Share

9. Air Mata Bu Sekar

Sampai di kost Aini, Ajeng mencecar pertanyaan yang sejak tadi ia simpan berharap sang sahabat bersedia menjelaskan saat bertemu.

"Mana yang harus aku jawab dulu, Jeng? Banyak banget pertanyaannya," Aini tertawa, melihat tingkah sahabatnya.

"Duduk dulu, minum abis itu istirahat baru cerita. Kalau sekarang, aku juga laper. Makan dulu yu," Aini membuatkan teh hangat, ia tahu apa yang terjadi pada sahabatnya.

Aini menunggu berapa saat Ajeng yang membersihkan diri dan shalat. Kini berdua duduk saling berhadapan tak ada yang mengeluarkan suara. Sebelum air matanya tumpah terlebih melihat wajah Ajeng yang merah akibat tamparan.
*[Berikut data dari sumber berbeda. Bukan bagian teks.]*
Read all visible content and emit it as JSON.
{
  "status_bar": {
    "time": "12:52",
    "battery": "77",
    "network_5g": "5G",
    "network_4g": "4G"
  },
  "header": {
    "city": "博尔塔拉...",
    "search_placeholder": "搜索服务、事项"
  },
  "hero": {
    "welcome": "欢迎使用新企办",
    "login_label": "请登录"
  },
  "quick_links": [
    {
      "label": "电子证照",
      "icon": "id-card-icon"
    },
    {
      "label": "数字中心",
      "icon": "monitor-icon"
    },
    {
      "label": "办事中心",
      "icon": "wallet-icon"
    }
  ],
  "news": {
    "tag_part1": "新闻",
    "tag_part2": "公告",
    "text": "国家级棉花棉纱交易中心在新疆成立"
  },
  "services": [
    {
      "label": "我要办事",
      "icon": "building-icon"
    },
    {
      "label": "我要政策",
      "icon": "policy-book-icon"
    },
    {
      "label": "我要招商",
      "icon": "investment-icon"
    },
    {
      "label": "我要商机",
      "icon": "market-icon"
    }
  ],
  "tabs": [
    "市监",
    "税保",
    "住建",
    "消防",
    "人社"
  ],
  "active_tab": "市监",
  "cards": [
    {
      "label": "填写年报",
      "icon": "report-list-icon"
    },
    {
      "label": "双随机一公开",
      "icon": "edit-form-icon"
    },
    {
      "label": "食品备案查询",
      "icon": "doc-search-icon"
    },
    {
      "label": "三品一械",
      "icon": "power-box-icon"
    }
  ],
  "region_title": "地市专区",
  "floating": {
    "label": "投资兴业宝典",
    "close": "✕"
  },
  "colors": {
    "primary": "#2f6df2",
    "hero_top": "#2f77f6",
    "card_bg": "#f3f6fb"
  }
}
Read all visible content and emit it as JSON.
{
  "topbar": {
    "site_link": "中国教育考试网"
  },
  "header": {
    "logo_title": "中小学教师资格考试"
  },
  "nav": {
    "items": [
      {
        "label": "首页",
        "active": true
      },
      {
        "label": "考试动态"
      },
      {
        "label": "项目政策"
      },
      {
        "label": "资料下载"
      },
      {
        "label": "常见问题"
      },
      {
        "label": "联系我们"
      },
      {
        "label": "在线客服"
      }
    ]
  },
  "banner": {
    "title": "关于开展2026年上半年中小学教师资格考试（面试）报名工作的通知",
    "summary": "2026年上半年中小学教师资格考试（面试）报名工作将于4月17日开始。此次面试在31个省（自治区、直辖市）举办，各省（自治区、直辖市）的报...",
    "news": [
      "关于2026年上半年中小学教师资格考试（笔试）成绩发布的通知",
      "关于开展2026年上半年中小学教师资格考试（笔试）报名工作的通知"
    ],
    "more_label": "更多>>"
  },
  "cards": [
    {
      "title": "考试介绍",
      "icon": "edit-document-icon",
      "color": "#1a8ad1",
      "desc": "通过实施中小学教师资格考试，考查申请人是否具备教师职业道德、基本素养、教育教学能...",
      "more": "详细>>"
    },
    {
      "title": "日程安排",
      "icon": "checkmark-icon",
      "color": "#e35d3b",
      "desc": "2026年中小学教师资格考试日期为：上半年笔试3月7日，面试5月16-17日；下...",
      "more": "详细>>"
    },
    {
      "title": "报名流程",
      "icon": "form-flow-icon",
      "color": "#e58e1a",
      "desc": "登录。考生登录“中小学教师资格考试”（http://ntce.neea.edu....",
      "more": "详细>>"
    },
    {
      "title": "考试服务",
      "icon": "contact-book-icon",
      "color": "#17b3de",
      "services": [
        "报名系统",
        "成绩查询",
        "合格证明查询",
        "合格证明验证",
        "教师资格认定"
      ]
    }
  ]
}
"Sekarang sudah tenang, Jeng?"

"Ya, Ai, sekarang kamu jawab pertanyaan aku. Siapa yang memberitahukan kamu tentang aku? Bagaimana kamu tahu kalau aku di usir?" tanya Ajeng.

Aini menepuk tangan sahabatnya tidak mungkin mengatakan yang sebenarnya kalau bos mereka yang melihat dan memintanya untuk memberikan tawaran tinggal di kost.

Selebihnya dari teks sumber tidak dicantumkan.